It was a Tuesday evening in October of 2011 when Terry Thompson, a private owner of exotic animals in Zanesville, Ohio, opened the cages of his 56 tigers, lions, cougars, bears, and wolves and let them loose. When Muskingum County Sheriff Matthew J. Lutz and his deputies arrived on the scene, they were face to face with a public safety nightmare: lions and tigers drifting towards the nearby town as dusk approached. Deputies had no choice but to shoot most of the animals, including 38 big cats, before they could scatter into the night and threaten lives.
This tragedy was the tipping point for our nation, for Big Cat Rescue, and for Sheriff Lutz. He quickly became a vocal and effective advocate of the Big Cat Public Safety Act, a common sense and urgently needed bipartisan solution to the problem of dangerous big cats kept in unsafe circumstances across the country.
Since 1990 there have been over 800 dangerous incidents involving big cats. Thirty-four people have been killed, including children, and hundreds have been mauled. The probability of a dangerous big cat escaping may be low. But when it does happen, it poses a serious and completely unnecessary risk to public safety, law enforcement, and first responders.
Because the threat of a loose big cat could occur anywhere and the burden of responding to such an incident would undoubtedly fall upon law enforcement officers, Big Cat Rescue decided to reach out to the nation’s sheriffs and ask for their support in our efforts to end the private ownership of big cats as pets in the United States.

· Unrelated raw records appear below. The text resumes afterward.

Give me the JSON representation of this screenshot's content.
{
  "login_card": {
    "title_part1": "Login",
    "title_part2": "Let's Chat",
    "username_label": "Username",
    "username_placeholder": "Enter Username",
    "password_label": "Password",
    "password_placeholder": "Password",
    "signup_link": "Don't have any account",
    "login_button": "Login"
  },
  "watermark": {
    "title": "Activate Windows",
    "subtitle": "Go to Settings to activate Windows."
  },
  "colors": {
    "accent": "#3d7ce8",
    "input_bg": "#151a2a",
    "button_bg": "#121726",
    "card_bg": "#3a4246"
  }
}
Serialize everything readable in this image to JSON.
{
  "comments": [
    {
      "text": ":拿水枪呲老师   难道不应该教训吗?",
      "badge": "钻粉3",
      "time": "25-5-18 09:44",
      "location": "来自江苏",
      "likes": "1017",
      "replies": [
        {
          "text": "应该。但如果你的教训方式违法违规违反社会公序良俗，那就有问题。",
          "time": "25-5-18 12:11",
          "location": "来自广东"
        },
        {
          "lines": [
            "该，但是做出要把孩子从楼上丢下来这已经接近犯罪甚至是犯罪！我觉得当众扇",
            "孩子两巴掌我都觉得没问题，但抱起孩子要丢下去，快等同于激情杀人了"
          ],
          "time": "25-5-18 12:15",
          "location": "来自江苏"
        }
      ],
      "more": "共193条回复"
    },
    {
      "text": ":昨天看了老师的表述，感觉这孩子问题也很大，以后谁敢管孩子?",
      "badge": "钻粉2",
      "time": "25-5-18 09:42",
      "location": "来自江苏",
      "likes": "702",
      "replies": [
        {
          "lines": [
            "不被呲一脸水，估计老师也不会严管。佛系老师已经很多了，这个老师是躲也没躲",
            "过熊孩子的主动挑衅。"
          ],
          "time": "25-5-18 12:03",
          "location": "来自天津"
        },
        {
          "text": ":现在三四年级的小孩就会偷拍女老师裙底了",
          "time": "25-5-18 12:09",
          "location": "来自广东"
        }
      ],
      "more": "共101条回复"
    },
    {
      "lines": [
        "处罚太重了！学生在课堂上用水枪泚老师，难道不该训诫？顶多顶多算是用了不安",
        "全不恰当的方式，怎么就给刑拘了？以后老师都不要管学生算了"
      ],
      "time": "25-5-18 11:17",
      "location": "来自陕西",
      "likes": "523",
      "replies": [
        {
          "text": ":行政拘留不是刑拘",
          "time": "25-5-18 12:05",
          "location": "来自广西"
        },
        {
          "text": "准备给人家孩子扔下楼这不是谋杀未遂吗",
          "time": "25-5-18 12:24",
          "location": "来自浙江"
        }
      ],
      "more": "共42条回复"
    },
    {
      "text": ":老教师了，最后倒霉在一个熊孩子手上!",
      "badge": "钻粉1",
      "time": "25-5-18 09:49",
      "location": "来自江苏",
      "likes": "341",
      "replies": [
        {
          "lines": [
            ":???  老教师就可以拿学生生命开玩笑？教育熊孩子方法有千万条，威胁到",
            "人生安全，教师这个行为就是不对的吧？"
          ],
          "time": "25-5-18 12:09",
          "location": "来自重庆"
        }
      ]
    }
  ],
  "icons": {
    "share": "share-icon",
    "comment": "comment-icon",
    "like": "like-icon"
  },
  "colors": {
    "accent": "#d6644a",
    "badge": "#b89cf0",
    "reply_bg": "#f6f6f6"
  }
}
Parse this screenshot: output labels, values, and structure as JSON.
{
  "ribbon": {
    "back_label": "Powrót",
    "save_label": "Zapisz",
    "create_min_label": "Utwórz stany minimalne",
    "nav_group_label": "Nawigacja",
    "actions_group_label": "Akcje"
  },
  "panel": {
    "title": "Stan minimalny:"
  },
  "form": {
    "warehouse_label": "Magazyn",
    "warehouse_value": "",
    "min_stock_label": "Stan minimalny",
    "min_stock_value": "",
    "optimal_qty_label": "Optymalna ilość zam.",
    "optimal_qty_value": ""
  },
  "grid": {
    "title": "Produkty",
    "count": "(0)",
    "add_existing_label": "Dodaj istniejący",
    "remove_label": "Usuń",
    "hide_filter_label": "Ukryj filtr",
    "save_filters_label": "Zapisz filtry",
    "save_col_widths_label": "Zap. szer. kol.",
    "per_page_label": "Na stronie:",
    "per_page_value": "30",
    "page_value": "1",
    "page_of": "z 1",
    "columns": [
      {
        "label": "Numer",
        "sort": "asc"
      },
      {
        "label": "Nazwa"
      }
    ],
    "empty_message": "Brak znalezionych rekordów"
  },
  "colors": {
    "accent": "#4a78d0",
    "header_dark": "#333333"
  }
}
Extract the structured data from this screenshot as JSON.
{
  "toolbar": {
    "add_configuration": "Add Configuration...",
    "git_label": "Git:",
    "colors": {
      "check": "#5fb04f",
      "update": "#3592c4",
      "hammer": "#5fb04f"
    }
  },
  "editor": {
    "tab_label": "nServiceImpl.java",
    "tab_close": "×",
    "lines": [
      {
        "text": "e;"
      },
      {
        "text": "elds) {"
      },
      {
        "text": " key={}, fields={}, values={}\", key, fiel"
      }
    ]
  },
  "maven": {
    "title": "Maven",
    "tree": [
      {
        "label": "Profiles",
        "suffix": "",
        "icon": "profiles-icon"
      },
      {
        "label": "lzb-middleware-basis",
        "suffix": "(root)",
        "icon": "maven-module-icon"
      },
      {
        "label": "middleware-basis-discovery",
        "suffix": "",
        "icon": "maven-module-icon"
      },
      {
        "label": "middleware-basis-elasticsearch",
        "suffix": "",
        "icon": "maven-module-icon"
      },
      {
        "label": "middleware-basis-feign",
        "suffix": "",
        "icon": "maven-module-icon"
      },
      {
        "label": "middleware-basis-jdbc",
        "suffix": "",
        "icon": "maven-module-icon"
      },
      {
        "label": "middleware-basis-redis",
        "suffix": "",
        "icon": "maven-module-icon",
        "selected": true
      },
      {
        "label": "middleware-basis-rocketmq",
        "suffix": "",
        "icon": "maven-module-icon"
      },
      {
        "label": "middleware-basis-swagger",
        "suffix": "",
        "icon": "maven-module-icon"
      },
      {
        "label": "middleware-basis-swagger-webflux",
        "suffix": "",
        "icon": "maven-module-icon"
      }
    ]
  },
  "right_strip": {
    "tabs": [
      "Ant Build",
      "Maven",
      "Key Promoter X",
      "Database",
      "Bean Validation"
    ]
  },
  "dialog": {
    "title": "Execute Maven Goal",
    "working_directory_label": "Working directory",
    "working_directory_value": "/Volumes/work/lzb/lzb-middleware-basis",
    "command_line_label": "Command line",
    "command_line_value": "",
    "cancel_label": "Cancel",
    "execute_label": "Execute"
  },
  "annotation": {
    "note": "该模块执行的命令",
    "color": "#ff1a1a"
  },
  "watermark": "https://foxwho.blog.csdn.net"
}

We attended our first National Sheriffs’ Association Conference at the start of 2016. Many wondered what we were doing there. Most of our cursory conversations included an explanation that we were, in fact, a rescue organization for wild cats. (Keep in mind that companies who provide services and products to law enforcement commonly use big cats in their logos and names.) But once people understood who we were, it was surprising how many Sheriffs and deputies immediately recalled a facility or private owner with a big cat in their jurisdiction and how many of these cats were being kept in questionable conditions. Clearly, we were in the right place.

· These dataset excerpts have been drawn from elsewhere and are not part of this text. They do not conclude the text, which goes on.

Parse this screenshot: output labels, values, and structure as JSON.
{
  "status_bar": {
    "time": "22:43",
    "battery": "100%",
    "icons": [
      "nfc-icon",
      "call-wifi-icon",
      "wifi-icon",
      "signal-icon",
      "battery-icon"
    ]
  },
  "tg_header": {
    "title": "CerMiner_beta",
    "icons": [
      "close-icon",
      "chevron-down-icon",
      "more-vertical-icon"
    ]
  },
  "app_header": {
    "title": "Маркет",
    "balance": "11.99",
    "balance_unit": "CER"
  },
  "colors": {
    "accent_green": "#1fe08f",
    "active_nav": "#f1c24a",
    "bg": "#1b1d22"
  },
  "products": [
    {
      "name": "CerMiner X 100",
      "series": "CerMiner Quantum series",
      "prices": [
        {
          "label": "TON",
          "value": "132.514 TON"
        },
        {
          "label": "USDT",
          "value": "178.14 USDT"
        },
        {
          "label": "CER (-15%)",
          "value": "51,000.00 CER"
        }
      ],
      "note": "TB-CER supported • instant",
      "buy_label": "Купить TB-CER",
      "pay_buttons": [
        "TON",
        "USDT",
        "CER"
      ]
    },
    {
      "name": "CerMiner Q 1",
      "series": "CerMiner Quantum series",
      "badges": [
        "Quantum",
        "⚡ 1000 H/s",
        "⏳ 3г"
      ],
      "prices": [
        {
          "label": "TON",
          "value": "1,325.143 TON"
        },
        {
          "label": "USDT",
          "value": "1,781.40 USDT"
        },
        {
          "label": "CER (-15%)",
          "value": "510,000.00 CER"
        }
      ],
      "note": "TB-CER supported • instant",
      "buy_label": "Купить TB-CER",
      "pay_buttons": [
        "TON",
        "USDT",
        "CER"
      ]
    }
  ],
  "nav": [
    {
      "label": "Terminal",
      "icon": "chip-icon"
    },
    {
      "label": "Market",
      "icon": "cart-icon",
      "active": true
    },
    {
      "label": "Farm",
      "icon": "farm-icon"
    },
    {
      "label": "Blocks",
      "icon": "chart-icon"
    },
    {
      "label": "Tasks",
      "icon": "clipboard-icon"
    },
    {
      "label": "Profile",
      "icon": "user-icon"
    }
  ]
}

After that conference our Director of Outreach, Jennifer Leon, worked with the National Sheriffs’ Association to facilitate a resolution in support of the Big Cat Public Safety Act – recognizing “that the private ownership of big cats in America is a serious public safety problem which requires the passage of the ‘Big Cat Public Safety Act’ to ensure big cats only live in secure facilities that can properly provide for them and do not diminish public safety”. This resolution was the first of its kind and has been invaluable in our efforts to gain congressional support for the bill. You can link to the resolution from our website at https://bigcatrescue.org/lawenforcement/.
We also published an article about Zanesville and the need for legislation in the July/August 2016 issue of Sheriff & Deputy magazine and expect to publish another article this summer.

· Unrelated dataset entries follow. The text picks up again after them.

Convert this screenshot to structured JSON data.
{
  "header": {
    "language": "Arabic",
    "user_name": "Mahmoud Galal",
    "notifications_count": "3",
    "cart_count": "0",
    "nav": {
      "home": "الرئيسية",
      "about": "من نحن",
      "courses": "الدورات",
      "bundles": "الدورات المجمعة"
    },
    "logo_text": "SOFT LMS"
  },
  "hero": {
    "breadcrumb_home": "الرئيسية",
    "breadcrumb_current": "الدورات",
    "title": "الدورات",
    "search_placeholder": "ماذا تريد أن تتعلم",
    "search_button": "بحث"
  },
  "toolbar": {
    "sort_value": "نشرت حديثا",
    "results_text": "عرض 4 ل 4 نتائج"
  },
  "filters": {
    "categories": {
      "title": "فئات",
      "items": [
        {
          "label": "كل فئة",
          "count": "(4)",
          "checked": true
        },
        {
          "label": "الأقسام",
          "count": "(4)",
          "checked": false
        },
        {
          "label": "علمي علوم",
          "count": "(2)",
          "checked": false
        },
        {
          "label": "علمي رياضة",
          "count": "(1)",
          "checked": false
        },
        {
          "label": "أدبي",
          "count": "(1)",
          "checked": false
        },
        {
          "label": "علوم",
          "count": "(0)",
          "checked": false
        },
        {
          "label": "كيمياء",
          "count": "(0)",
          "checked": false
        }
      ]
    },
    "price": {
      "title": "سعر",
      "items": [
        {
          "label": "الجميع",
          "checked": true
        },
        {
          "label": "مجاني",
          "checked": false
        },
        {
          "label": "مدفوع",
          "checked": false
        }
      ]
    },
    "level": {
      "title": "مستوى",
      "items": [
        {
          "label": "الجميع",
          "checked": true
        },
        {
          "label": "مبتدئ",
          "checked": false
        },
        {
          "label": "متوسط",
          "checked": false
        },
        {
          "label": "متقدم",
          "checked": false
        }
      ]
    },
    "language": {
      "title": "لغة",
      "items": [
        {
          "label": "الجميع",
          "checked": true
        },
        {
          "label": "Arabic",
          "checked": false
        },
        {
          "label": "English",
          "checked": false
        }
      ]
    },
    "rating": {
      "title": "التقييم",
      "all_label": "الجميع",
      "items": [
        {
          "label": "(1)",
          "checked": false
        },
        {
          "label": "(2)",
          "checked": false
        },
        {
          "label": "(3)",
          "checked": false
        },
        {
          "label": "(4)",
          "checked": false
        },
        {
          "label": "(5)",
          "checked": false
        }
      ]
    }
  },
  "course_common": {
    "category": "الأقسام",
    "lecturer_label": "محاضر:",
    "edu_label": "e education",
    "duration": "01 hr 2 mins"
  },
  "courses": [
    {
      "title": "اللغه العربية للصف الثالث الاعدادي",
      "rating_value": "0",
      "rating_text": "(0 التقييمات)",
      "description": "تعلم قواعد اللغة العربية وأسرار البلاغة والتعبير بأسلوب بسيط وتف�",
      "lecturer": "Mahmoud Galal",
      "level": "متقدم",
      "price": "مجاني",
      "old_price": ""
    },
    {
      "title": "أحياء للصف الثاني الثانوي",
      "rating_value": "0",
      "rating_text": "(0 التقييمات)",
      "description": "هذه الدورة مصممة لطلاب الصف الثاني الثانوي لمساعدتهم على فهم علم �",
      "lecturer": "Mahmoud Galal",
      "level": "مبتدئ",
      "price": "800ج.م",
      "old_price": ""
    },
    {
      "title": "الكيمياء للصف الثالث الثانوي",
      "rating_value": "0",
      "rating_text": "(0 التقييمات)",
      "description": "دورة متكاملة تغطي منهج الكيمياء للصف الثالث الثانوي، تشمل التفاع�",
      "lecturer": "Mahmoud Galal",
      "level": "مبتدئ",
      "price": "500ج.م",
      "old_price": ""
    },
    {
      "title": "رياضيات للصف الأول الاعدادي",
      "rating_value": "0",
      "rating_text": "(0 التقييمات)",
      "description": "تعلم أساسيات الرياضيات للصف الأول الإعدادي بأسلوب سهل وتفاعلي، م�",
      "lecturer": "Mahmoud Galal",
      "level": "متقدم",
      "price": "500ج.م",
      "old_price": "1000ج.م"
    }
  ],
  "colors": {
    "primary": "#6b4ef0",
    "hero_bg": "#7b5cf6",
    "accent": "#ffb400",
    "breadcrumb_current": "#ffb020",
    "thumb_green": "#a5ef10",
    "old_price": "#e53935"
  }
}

Jennifer recently spent a week in Washington DC, meeting with legislators on Capitol Hill and once again representing Big Cat Rescue at the National Sheriffs’ Association Conference. This year our friends at International Fund for Animal Welfare joined us in the exhibit hall. They provided signage and small toy tigers to attendees as a way of saying thank you to our country’s highest constitutional law enforcement officers for their support in ending the private ownership of big cats as pets. Of course, plush toy tigers are the only tigers that belong in homes!
In addition to exhibiting, Jennifer had the unique opportunity to briefly address the NSA Executive Committee, Board of Directors and Past Presidents with our message of thanks. It was certainly the highlight of her trip and a wonderful moment for big cat advocacy.
We could not be more grateful to NSA staff, Board members, and Executive Leadership for their continued support of the Big Cat Public Safety Act. Likewise, we thank them for welcoming Big Cat Rescue into their community as proud partners.